III.           Articulation du CSP et des différents PDV

Les juges du fond avaient estimé que l’employeur devait proposer un CSP au salarié aux motifs que les règles s’appliquent à toute rupture pour motif économique, qu’elle soit négociée ou contrainte. La Cour censure ce raisonnement mais sa décision invite à identifier le type de PDV. On sait que la Cour distingue au sein des plans de départs volontaires, ceux dits « autonomes ». Il s’agit de plan par lequel l’employeur propose des départs tout en s’engageant à ne pas licencier quand bien même les objectifs de réduction du nombre d’emploi ne seraient pas atteints. Le principal intérêt de ce dispositif est de dispenser l’employeur d’un plan de reclassement interne au sein du PSE (Soc. 26 oct. 2010, n° 09-15.187). L’arrêt commenté en dévoile désormais un second : la dispense de proposition du CSP. 

La Cour souligne en effet ici que l’employeur opérait dans le cadre d’un plan de départs volontaires qui n'envisageait aucun licenciement. Elle relève que les salariés volontaires « n'étaient pas menacés de licenciement ». Pour pouvoir bénéficier d’un départ amiable, ils avaient motivé leur candidature par une offre d’emploi émise par une autre entreprise. L’employeur avait été particulièrement prudent : une convention de mise à disposition auprès du futur employeur avait été conclue afin de couvrir la période d’essai. La rupture définitive de leur contrat ne devait être effective qu’à l’issue de cette période, et sous réserve de leur embauche définitive en CDI par ce nouvel employeur. Autrement dit, non seulement leur choix pouvait être appréhendé comme libre puisqu’ils ne s’exposaient pas à un licenciement mais surtout, ils étaient censés ne pas avoir besoin du CSP, qui rappelons le, vise à faciliter le reclassement rapide du salarié sur le marché du travail. La solution apparait cohérente tant au regard du choix du salarié que de la finalité du CSP. Elle aligne également le PDV autonome sur la rupture conventionnelle collective puisque, dans ce cas de figure, l’employeur n’a pas à proposer de CSP. (L. 1233-3 in fine exclut la rupture conventionnelle collective du champ du licenciement économique).

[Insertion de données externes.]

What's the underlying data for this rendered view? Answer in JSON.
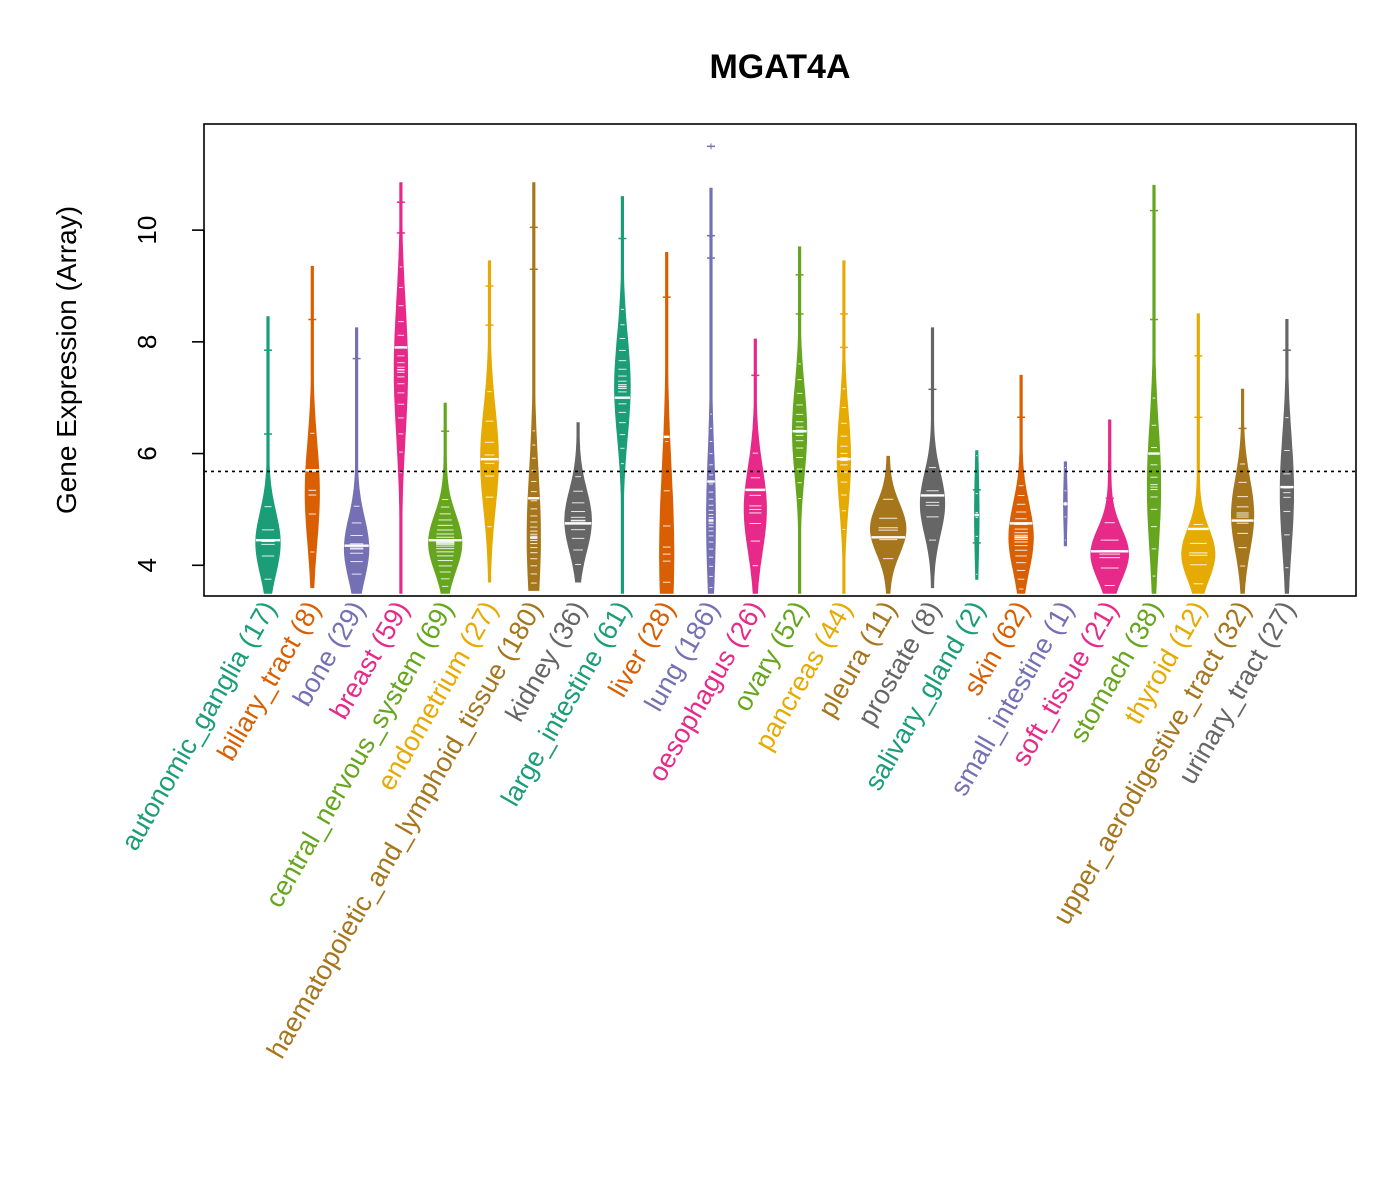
{
  "chart_data": {
    "type": "violin",
    "title": "MGAT4A",
    "xlabel": "",
    "ylabel": "Gene Expression (Array)",
    "ylim": [
      3.45,
      11.9
    ],
    "yticks": [
      4,
      6,
      8,
      10
    ],
    "reference_line": 5.68,
    "categories": [
      {
        "name": "autonomic_ganglia",
        "count": 17,
        "label": "autonomic_ganglia (17)",
        "color": "#1b9e77",
        "min": 3.5,
        "max": 8.45,
        "median": 4.45,
        "mode": 4.4,
        "spread": 0.55,
        "width": 0.55,
        "outliers": [
          7.85,
          6.35
        ]
      },
      {
        "name": "biliary_tract",
        "count": 8,
        "label": "biliary_tract (8)",
        "color": "#d95f02",
        "min": 3.6,
        "max": 9.35,
        "median": 5.7,
        "mode": 5.3,
        "spread": 0.9,
        "width": 0.32,
        "outliers": [
          8.4
        ]
      },
      {
        "name": "bone",
        "count": 29,
        "label": "bone (29)",
        "color": "#7570b3",
        "min": 3.5,
        "max": 8.25,
        "median": 4.35,
        "mode": 4.3,
        "spread": 0.55,
        "width": 0.55,
        "outliers": [
          7.7
        ]
      },
      {
        "name": "breast",
        "count": 59,
        "label": "breast (59)",
        "color": "#e7298a",
        "min": 3.5,
        "max": 10.85,
        "median": 7.9,
        "mode": 7.5,
        "spread": 1.2,
        "width": 0.3,
        "outliers": [
          10.5,
          9.95
        ]
      },
      {
        "name": "central_nervous_system",
        "count": 69,
        "label": "central_nervous_system (69)",
        "color": "#66a61e",
        "min": 3.5,
        "max": 6.9,
        "median": 4.45,
        "mode": 4.4,
        "spread": 0.5,
        "width": 0.75,
        "outliers": [
          6.4
        ]
      },
      {
        "name": "endometrium",
        "count": 27,
        "label": "endometrium (27)",
        "color": "#e6ab02",
        "min": 3.7,
        "max": 9.45,
        "median": 5.9,
        "mode": 5.9,
        "spread": 0.9,
        "width": 0.4,
        "outliers": [
          9.0,
          8.3
        ]
      },
      {
        "name": "haematopoietic_and_lymphoid_tissue",
        "count": 180,
        "label": "haematopoietic_and_lymphoid_tissue (180)",
        "color": "#a6761d",
        "min": 3.55,
        "max": 10.85,
        "median": 5.2,
        "mode": 4.5,
        "spread": 1.2,
        "width": 0.3,
        "outliers": [
          10.05,
          9.3
        ]
      },
      {
        "name": "kidney",
        "count": 36,
        "label": "kidney (36)",
        "color": "#666666",
        "min": 3.7,
        "max": 6.55,
        "median": 4.75,
        "mode": 4.8,
        "spread": 0.55,
        "width": 0.6,
        "outliers": []
      },
      {
        "name": "large_intestine",
        "count": 61,
        "label": "large_intestine (61)",
        "color": "#1b9e77",
        "min": 3.5,
        "max": 10.6,
        "median": 7.0,
        "mode": 7.2,
        "spread": 0.9,
        "width": 0.35,
        "outliers": [
          9.85
        ]
      },
      {
        "name": "liver",
        "count": 28,
        "label": "liver (28)",
        "color": "#d95f02",
        "min": 3.5,
        "max": 9.6,
        "median": 6.3,
        "mode": 4.2,
        "spread": 1.5,
        "width": 0.32,
        "outliers": [
          8.8
        ]
      },
      {
        "name": "lung",
        "count": 186,
        "label": "lung (186)",
        "color": "#7570b3",
        "min": 3.5,
        "max": 10.75,
        "median": 5.5,
        "mode": 4.8,
        "spread": 1.2,
        "width": 0.2,
        "outliers": [
          11.5,
          9.9,
          9.5
        ]
      },
      {
        "name": "oesophagus",
        "count": 26,
        "label": "oesophagus (26)",
        "color": "#e7298a",
        "min": 3.5,
        "max": 8.05,
        "median": 5.35,
        "mode": 5.0,
        "spread": 0.75,
        "width": 0.5,
        "outliers": [
          7.4
        ]
      },
      {
        "name": "ovary",
        "count": 52,
        "label": "ovary (52)",
        "color": "#66a61e",
        "min": 3.5,
        "max": 9.7,
        "median": 6.4,
        "mode": 6.4,
        "spread": 0.8,
        "width": 0.32,
        "outliers": [
          9.2,
          8.5
        ]
      },
      {
        "name": "pancreas",
        "count": 44,
        "label": "pancreas (44)",
        "color": "#e6ab02",
        "min": 3.5,
        "max": 9.45,
        "median": 5.9,
        "mode": 5.9,
        "spread": 0.85,
        "width": 0.3,
        "outliers": [
          8.5,
          7.9
        ]
      },
      {
        "name": "pleura",
        "count": 11,
        "label": "pleura (11)",
        "color": "#a6761d",
        "min": 3.5,
        "max": 5.95,
        "median": 4.5,
        "mode": 4.65,
        "spread": 0.45,
        "width": 0.8,
        "outliers": []
      },
      {
        "name": "prostate",
        "count": 8,
        "label": "prostate (8)",
        "color": "#666666",
        "min": 3.6,
        "max": 8.25,
        "median": 5.25,
        "mode": 5.1,
        "spread": 0.55,
        "width": 0.55,
        "outliers": [
          7.15
        ]
      },
      {
        "name": "salivary_gland",
        "count": 2,
        "label": "salivary_gland (2)",
        "color": "#1b9e77",
        "min": 3.75,
        "max": 6.05,
        "median": 4.9,
        "mode": 4.9,
        "spread": 0.9,
        "width": 0.1,
        "outliers": [
          5.35,
          4.4
        ]
      },
      {
        "name": "skin",
        "count": 62,
        "label": "skin (62)",
        "color": "#d95f02",
        "min": 3.5,
        "max": 7.4,
        "median": 4.75,
        "mode": 4.5,
        "spread": 0.6,
        "width": 0.55,
        "outliers": [
          6.65
        ]
      },
      {
        "name": "small_intestine",
        "count": 1,
        "label": "small_intestine (1)",
        "color": "#7570b3",
        "min": 4.35,
        "max": 5.85,
        "median": 5.1,
        "mode": 5.1,
        "spread": 0.55,
        "width": 0.08,
        "outliers": []
      },
      {
        "name": "soft_tissue",
        "count": 21,
        "label": "soft_tissue (21)",
        "color": "#e7298a",
        "min": 3.5,
        "max": 6.6,
        "median": 4.25,
        "mode": 4.2,
        "spread": 0.45,
        "width": 0.85,
        "outliers": [
          5.2
        ]
      },
      {
        "name": "stomach",
        "count": 38,
        "label": "stomach (38)",
        "color": "#66a61e",
        "min": 3.5,
        "max": 10.8,
        "median": 6.0,
        "mode": 5.4,
        "spread": 1.1,
        "width": 0.3,
        "outliers": [
          10.35,
          8.4
        ]
      },
      {
        "name": "thyroid",
        "count": 12,
        "label": "thyroid (12)",
        "color": "#e6ab02",
        "min": 3.5,
        "max": 8.5,
        "median": 4.65,
        "mode": 4.2,
        "spread": 0.45,
        "width": 0.75,
        "outliers": [
          7.75,
          6.65
        ]
      },
      {
        "name": "upper_aerodigestive_tract",
        "count": 32,
        "label": "upper_aerodigestive_tract (32)",
        "color": "#a6761d",
        "min": 3.5,
        "max": 7.15,
        "median": 4.8,
        "mode": 4.9,
        "spread": 0.65,
        "width": 0.5,
        "outliers": [
          6.45
        ]
      },
      {
        "name": "urinary_tract",
        "count": 27,
        "label": "urinary_tract (27)",
        "color": "#666666",
        "min": 3.5,
        "max": 8.4,
        "median": 5.4,
        "mode": 5.3,
        "spread": 1.0,
        "width": 0.3,
        "outliers": [
          7.85
        ]
      }
    ]
  }
}
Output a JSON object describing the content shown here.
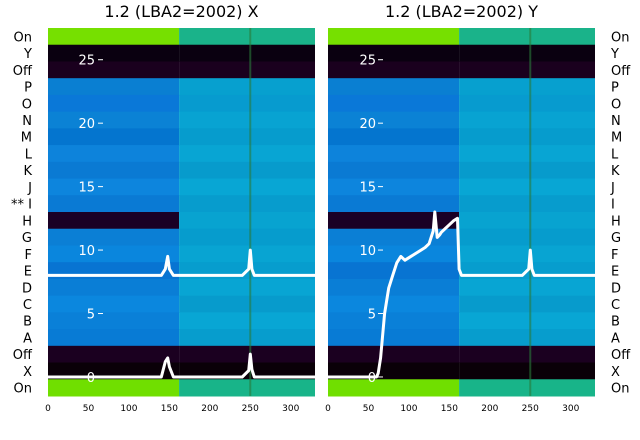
{
  "chart_data": {
    "type": "heatmap",
    "row_labels": [
      "On",
      "X",
      "Off",
      "A",
      "B",
      "C",
      "D",
      "E",
      "F",
      "G",
      "H",
      "** I",
      "J",
      "K",
      "L",
      "M",
      "N",
      "O",
      "P",
      "Off",
      "Y",
      "On"
    ],
    "right_row_labels": [
      "On",
      "X",
      "Off",
      "A",
      "B",
      "C",
      "D",
      "E",
      "F",
      "G",
      "H",
      "I",
      "J",
      "K",
      "L",
      "M",
      "N",
      "O",
      "P",
      "Off",
      "Y",
      "On"
    ],
    "x_ticks": [
      0,
      50,
      100,
      150,
      200,
      250,
      300
    ],
    "xlim": [
      0,
      330
    ],
    "y_ticks": [
      0,
      5,
      10,
      15,
      20,
      25
    ],
    "ylim": [
      -1.5,
      27.5
    ],
    "panels": [
      {
        "title": "1.2 (LBA2=2002) X",
        "series": [
          {
            "x": [
              0,
              5,
              10,
              20,
              30,
              40,
              50,
              60,
              70,
              80,
              90,
              100,
              110,
              120,
              130,
              140,
              145,
              148,
              150,
              155,
              160,
              165,
              170,
              180,
              200,
              220,
              240,
              248,
              250,
              252,
              255,
              260,
              280,
              300,
              320,
              330
            ],
            "y": [
              0,
              0,
              0,
              0,
              0,
              0,
              0,
              0,
              0,
              0,
              0,
              0,
              0,
              0,
              0,
              0,
              1.2,
              1.5,
              0.8,
              0,
              0,
              0,
              0,
              0,
              0,
              0,
              0,
              0.5,
              1.8,
              0.6,
              0,
              0,
              0,
              0,
              0,
              0
            ]
          },
          {
            "x": [
              0,
              5,
              10,
              20,
              30,
              40,
              50,
              60,
              70,
              80,
              90,
              100,
              110,
              120,
              130,
              140,
              145,
              148,
              150,
              155,
              160,
              165,
              170,
              180,
              200,
              220,
              240,
              248,
              250,
              252,
              255,
              260,
              280,
              300,
              320,
              330
            ],
            "y": [
              8,
              8,
              8,
              8,
              8,
              8,
              8,
              8,
              8,
              8,
              8,
              8,
              8,
              8,
              8,
              8,
              8.5,
              9.5,
              8.5,
              8,
              8,
              8,
              8,
              8,
              8,
              8,
              8,
              8.5,
              10,
              8.5,
              8,
              8,
              8,
              8,
              8,
              8
            ]
          }
        ]
      },
      {
        "title": "1.2 (LBA2=2002) Y",
        "series": [
          {
            "x": [
              0,
              10,
              20,
              30,
              40,
              50,
              60,
              62,
              65,
              70,
              75,
              80,
              85,
              90,
              95,
              100,
              105,
              110,
              115,
              120,
              125,
              130,
              132,
              135,
              138,
              140,
              145,
              150,
              155,
              160,
              162,
              165,
              170,
              180,
              200,
              220,
              240,
              248,
              250,
              252,
              255,
              260,
              280,
              300,
              320,
              330
            ],
            "y": [
              0,
              0,
              0,
              0,
              0,
              0,
              0,
              0.3,
              1.5,
              5,
              7,
              8,
              9,
              9.5,
              9.2,
              9.4,
              9.6,
              9.8,
              10,
              10.2,
              10.5,
              11.5,
              13,
              11,
              11.2,
              11.4,
              11.7,
              12,
              12.3,
              12.5,
              8.5,
              8,
              8,
              8,
              8,
              8,
              8,
              8.5,
              10,
              8.5,
              8,
              8,
              8,
              8,
              8,
              8
            ]
          }
        ]
      }
    ]
  }
}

Demeure alors une incertitude quant à la portée de l’arrêt commenté. Une lecture a contrario invite à retenir que dès lors qu’il s’agit d’un PDV classique, intégré à un PSE n’excluant pas tout licenciement, alors le CSP doit être proposé, y compris aux salariés volontaires au départ. Cette solution permettrait de rendre compte de la plus faible marge de manœuvre du salarié : il risque de perdre son emploi s’il n’y a pas suffisamment de volontaires. La proposition du CSP lui permettrait alors de faire un choix beaucoup plus éclairé puisque - nous l’avons vu - l’employeur doit alors lui indiquer les raisons économiques du processus au plus tard au moment de son adhésion.